A complication to the peacekeeping plan arose when the Russians, a traditional Serbian ally, demanded a sector. To bolster their chances the Russian military occupied part of airport in Pristina, the Kosovo capital, on June 12, and threatened to fly in thousands of troops. However, NATO was not willing to cede to Russian demands, fearing that a Russian sector would effectively become a province of Serbia.

A diplomatic solution to this standoff was developed from a refined view of the problem. The fusion that produced this information can be represented as follows:


Fact Building Questions

WHO:  are traditional Serbian allies?
           are the Serbs fleeing?

WHAT:  are the Russian interests?
             kind of protection do the Serbs want?
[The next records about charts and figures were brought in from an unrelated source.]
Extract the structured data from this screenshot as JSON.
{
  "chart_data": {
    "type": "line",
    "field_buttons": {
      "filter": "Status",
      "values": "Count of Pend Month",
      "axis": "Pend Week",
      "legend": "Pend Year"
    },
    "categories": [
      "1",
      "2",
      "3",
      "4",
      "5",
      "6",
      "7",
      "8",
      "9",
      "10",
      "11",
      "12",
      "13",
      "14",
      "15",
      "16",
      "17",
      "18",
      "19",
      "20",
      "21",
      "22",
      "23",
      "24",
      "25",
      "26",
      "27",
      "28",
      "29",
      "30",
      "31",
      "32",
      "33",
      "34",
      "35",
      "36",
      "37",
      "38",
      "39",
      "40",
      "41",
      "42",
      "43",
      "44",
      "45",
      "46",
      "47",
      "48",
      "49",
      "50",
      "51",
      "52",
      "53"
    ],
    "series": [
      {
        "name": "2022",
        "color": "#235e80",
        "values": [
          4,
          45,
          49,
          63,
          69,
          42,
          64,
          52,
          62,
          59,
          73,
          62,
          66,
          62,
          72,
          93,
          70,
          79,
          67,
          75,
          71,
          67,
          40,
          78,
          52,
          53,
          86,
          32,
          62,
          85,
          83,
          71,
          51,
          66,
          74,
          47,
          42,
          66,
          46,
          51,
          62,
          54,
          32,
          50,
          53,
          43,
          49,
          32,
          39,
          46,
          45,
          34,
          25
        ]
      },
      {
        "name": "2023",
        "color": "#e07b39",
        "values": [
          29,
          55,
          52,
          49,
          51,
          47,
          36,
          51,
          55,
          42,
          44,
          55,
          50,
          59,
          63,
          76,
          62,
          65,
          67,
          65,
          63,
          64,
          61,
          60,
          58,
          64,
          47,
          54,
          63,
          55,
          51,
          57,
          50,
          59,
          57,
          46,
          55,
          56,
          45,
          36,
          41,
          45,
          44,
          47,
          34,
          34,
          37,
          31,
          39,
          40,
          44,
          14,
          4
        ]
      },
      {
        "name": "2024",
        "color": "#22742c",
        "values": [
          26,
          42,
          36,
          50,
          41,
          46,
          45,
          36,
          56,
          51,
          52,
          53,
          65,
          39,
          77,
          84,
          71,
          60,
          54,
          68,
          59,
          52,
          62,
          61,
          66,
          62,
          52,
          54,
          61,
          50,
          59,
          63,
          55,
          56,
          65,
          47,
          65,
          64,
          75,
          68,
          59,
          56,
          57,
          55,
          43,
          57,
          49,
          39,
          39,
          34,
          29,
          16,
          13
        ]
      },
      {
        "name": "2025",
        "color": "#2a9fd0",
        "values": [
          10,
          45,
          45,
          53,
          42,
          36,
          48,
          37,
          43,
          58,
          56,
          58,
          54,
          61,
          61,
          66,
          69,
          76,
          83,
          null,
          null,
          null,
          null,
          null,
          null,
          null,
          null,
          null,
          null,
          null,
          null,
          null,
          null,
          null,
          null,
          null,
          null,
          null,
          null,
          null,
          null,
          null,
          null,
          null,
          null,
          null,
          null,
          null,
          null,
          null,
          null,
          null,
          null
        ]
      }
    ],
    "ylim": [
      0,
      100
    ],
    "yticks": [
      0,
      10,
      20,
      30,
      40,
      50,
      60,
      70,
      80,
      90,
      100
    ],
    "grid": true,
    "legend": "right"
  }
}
WHERE:  can Russian forces go if the Allies don't want to give them a sector?
              are there pockets of Serbs?

WHEN:  should this be resolved?
            will the Serbs move again?


Facts

           Serbs are temporarily located in pockets within the country.
           Serbs are without protection.
           Russian forces are temporarily displaced.
           Russian forces can protect allies.


Infosphere

1. Number of Serb refugees in each Serb-dominated pocket
2. Location of pockets
3. Incidence of Serb minority - KLA conflict
4. Command and control capability of Russian military units



Solution

Russia was not allowed a sector. Instead, Russian troops were directed to Serbian areas within each sector, reducing the incidence of KLA violence and slowing the movement of resident Serbian refugees. The Russian military retained its own command structure although it operated alongside the sector's NATO ally force.